Jim Harbaugh, who will lead the San Francisco 49ers to their first Super Bowl since 1995, could have started his FBS coaching career at Tulane.
In 2005, Harbaugh was the first coach to interview for the Green Wave’s open head coaching position. Harbaugh had spent the previous three seasons coaching at the University of San Diego and was poised for an upgrade. But just as Tulane was about to offer Harbaugh the job, Stanford fired Walt Harris and Harbaugh told Tulane athletic director Rick Dickson that he had to see which direction the Cardinal wanted to go.
"I truly believe he was interested," Dickson told the New Orleans Times-Picayune. "We were poised to offer him the job and probably would have done it while he was here if not for him telling me about Stanford in that last conversation. He was telling me there was no way it will happen, then right at the 11th hour it did."
In Harbaugh's four seasons with Stanford, he went from 4-8 his first year to a 12-1 finish with a win in the Orange Bowl before he was plucked by the 49ers. Since his time at Stanford, the program has been on a meteoric rise to prominence and has become one of the nation’s most consistent teams.

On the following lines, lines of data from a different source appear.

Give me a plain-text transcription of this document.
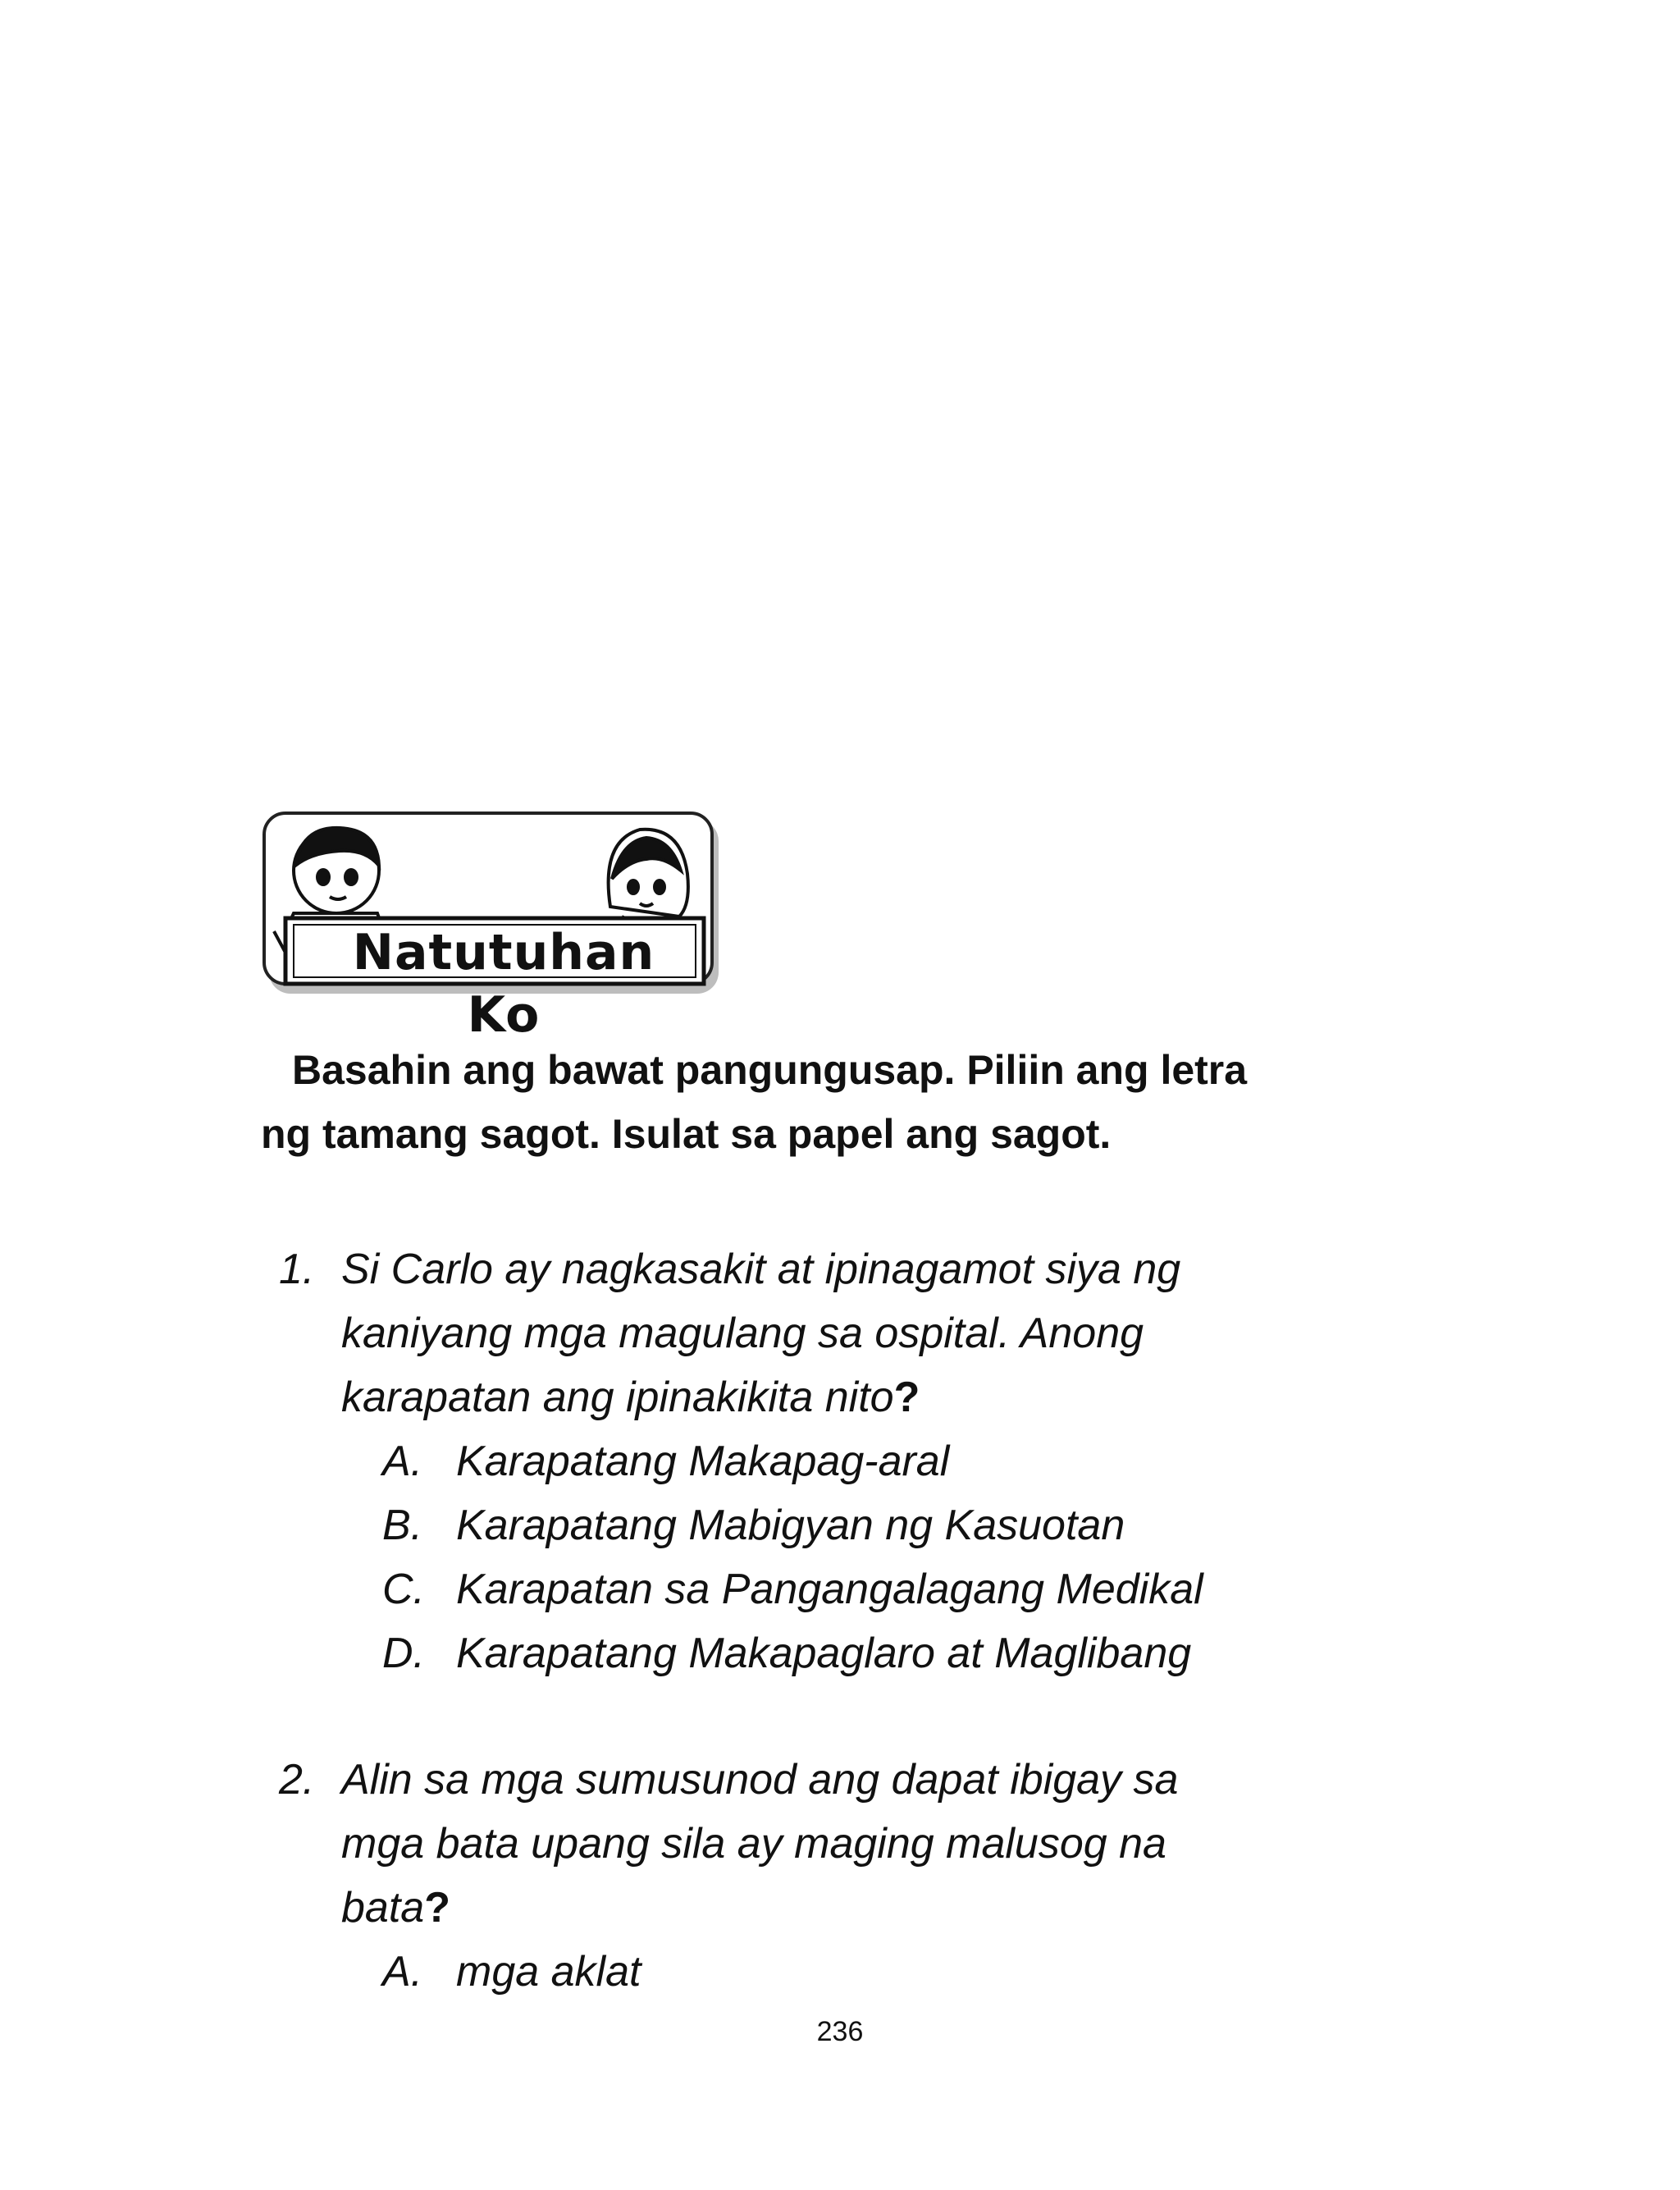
Natutuhan Ko
Basahin ang bawat pangungusap. Piliin ang letra
ng tamang sagot. Isulat sa papel ang sagot.
1. Si Carlo ay nagkasakit at ipinagamot siya ng
kaniyang mga magulang sa ospital. Anong
karapatan ang ipinakikita nito?
A. Karapatang Makapag-aral
B. Karapatang Mabigyan ng Kasuotan
C. Karapatan sa Pangangalagang Medikal
D. Karapatang Makapaglaro at Maglibang
2. Alin sa mga sumusunod ang dapat ibigay sa
mga bata upang sila ay maging malusog na
bata?
A. mga aklat
236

Tulane’s fortunes have been the opposite. It hired Bob Toledo and he failed to win more than four games in any season before he was fired last year.
At least Tulane can say it wanted to hire Harbaugh. San Diego State passed on Harbaugh for Chuck Long in 2004 and Rice picked Todd Graham. Before Harbaugh's interview with Tulane, Iowa State picked Gene Chizik over him.
The consequence? Graham spurned Rice for Tulsa a year after he took the job while Long and Chizik did very little for their programs and were fired.
While hindsight is always 20/20, it’s interesting to think about where those teams would be now had they taken a chance on the unknown coach.